Giter Club home page Giter Club logo

tnnls-calf's Introduction

Critic As a Lyapunov Function: A Reinforcement Learning approach with Guaranteed Environment Stability

This repository contains the code for reproducing the experiments for the paper "Critic As a Lyapunov Function: A Reinforcement Learning approach with Guaranteed Environment Stability".

Table of contents

Setting the environment

Given code was developed and tested with Python version 3.9.16 on Ubuntu 20/22, we strongly advise to perform all the experiments with this specified python version.

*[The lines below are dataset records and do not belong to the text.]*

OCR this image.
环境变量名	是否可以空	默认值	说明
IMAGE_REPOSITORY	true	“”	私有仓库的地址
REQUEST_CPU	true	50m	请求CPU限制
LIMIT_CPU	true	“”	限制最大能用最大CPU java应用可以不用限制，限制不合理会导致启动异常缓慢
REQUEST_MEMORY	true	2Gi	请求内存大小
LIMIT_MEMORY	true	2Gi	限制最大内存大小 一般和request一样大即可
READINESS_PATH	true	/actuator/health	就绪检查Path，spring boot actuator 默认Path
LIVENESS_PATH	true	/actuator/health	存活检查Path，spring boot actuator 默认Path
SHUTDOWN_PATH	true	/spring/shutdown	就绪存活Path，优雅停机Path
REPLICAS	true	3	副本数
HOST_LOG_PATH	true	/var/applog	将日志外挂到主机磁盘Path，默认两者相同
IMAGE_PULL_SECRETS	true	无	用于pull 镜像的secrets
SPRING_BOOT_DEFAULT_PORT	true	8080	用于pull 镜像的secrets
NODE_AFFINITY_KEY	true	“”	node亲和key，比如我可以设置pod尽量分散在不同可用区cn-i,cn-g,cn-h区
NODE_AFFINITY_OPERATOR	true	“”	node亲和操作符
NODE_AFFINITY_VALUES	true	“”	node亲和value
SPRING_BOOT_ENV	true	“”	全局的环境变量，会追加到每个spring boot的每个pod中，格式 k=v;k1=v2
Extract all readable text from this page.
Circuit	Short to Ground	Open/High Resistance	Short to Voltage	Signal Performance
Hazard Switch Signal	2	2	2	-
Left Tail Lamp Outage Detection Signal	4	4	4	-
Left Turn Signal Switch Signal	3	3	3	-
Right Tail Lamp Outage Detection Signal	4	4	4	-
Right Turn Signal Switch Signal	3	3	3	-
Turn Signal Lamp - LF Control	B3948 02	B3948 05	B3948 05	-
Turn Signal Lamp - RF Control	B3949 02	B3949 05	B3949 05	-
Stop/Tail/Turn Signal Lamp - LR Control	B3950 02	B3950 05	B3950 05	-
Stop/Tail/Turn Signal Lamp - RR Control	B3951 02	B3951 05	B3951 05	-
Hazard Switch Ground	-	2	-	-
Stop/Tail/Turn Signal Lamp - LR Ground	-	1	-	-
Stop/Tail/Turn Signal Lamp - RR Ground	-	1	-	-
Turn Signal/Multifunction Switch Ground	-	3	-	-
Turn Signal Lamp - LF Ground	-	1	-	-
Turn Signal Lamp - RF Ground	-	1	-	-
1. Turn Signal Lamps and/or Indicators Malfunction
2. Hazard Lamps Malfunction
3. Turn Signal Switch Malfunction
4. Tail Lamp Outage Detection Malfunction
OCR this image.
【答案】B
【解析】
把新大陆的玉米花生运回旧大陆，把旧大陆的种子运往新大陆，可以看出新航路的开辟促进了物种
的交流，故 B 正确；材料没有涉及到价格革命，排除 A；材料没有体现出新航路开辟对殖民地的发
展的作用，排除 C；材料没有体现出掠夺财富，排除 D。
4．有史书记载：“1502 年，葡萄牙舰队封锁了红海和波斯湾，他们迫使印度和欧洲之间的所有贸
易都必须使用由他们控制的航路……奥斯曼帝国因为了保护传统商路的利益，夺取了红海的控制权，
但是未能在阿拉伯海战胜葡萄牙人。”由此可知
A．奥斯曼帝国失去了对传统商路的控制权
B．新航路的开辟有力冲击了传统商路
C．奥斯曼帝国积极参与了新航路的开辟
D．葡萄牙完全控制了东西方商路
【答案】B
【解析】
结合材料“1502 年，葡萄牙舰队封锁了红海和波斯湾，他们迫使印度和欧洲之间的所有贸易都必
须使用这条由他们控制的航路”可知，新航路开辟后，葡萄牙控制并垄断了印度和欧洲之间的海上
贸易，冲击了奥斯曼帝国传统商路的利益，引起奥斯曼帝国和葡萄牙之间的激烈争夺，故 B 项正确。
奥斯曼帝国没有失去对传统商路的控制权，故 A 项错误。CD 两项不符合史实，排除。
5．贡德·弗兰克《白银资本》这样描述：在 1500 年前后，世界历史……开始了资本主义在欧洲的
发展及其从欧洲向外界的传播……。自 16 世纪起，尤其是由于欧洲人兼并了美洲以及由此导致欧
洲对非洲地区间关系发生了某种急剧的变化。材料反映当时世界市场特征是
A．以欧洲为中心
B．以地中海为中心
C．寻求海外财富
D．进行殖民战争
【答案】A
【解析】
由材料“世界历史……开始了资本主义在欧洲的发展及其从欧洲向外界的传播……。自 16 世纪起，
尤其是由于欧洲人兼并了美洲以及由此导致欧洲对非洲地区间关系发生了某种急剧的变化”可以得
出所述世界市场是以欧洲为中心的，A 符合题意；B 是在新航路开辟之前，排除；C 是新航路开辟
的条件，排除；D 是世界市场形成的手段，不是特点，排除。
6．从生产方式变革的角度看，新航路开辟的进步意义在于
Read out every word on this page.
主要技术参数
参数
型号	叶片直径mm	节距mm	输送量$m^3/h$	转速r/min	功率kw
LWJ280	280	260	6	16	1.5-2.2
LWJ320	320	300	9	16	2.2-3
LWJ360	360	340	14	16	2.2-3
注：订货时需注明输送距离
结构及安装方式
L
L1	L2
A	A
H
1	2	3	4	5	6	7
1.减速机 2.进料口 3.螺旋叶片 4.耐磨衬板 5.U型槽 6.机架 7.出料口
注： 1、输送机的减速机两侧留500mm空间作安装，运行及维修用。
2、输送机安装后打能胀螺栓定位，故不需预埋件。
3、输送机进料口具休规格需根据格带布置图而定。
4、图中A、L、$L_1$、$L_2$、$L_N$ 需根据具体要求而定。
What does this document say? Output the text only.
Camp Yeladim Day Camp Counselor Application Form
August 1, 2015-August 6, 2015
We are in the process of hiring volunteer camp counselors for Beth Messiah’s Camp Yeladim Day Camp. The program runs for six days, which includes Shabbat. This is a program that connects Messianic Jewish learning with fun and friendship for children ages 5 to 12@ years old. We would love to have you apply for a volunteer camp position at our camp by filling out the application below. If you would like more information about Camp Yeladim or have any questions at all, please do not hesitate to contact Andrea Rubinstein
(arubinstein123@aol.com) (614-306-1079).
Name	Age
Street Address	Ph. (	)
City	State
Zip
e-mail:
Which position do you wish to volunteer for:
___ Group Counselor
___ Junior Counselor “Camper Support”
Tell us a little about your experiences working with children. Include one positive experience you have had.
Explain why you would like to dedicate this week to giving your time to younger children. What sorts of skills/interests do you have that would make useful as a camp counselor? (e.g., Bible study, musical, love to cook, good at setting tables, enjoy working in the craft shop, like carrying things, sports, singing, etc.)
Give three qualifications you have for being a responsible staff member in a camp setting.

It is reasonable to run experiments in virtual environment. Our core team uses pyenv for managing the virtual environments. We provide brief guide here how to install it. But we strongly recommend to refer to original readme for details. However, there is another way to create virtual environment. You can use either you want.

Installing pyenv

The tutorial is the summary of original pyenv readme and works on Ubuntu.

  1. Install dependiencies
sudo apt install build-essential libssl-dev zlib1g-dev \
	libbz2-dev libreadline-dev libsqlite3-dev curl \
	libncursesw5-dev xz-utils tk-dev libxml2-dev libxmlsec1-dev libffi-dev liblzma-dev
  1. Run curl https://pyenv.run | bash

  2. Execute the following command if you use zsh shell.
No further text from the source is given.